“Come, aunt, darling,” said Polly, “make a good breakfast.”
“Tinner you mean, child,” said the old lady.
“Well, dinner, dear,” said Polly, “because I want a long talk with you before we go.”
“You’re coing away, then?”
“Yes, aunt, for a month; but you’ll stay till we come back?”
“Well, I ton’t know, look you,” said the old lady, sturdily. “Chane Lloyd and I never tid get on well together; but if Mr Richard Trevor there isn’t too prout to ask a poor old woman off the mountains—who nursed his poor mother, and tantled him in her arms when he was a paby—I teclare to cootness I will stay.”
A dead silence fell upon the group at the table. Humphrey seemed uncomfortable, Polly clung to his arm, Mrs Lloyd looked white and downcast, and her husband glanced at the door, and motioned a servant who was entering to retire.

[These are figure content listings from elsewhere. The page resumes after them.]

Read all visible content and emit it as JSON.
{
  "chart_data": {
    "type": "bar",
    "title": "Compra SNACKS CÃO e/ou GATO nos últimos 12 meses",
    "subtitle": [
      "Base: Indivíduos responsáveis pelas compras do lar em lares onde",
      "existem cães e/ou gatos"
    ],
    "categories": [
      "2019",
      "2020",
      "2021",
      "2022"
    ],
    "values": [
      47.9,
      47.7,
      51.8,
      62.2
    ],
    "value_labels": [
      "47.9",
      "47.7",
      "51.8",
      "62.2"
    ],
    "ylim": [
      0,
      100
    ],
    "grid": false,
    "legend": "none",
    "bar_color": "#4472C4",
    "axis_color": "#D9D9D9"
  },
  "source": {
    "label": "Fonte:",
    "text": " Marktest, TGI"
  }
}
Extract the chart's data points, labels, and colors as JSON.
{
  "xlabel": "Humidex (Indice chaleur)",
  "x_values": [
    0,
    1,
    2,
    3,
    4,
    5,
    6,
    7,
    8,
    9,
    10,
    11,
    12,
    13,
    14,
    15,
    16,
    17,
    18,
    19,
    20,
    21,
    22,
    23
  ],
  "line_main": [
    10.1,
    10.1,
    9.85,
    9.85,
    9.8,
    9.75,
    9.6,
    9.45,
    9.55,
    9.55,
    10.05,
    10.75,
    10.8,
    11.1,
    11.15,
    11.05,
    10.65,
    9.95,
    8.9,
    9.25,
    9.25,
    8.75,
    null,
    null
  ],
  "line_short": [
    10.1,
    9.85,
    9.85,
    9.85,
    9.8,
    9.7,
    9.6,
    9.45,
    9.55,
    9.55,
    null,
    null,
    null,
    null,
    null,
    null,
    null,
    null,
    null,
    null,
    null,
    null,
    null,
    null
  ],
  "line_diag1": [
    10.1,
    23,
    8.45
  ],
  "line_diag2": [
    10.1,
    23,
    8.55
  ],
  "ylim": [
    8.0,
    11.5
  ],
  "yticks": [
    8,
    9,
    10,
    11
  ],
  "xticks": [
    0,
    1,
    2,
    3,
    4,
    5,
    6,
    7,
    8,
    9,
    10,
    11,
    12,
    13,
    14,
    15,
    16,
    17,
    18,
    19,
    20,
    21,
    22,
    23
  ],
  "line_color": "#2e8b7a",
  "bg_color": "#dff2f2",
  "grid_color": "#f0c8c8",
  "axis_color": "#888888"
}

Richard broke the silence, after giving a reassuring smile to Humphrey and his wife, by saying, gravely—
“I would ask you to stay with pleasure, Mrs Price, if I were master here, but you are mistaken. There sits Mr Humphrey Trevor; I am your own kith and kin, Richard Lloyd.”
“Chut!—chut!—chut!” exclaimed the old lady, starting up and speaking angrily, as she pointed at him with one finger. “Who ever saw a Lloyd or a Price with a nose like that? Ton’t tell me! You’re Mr Richard Trevor, your father’s son, and as much like him, look you, as two peas.”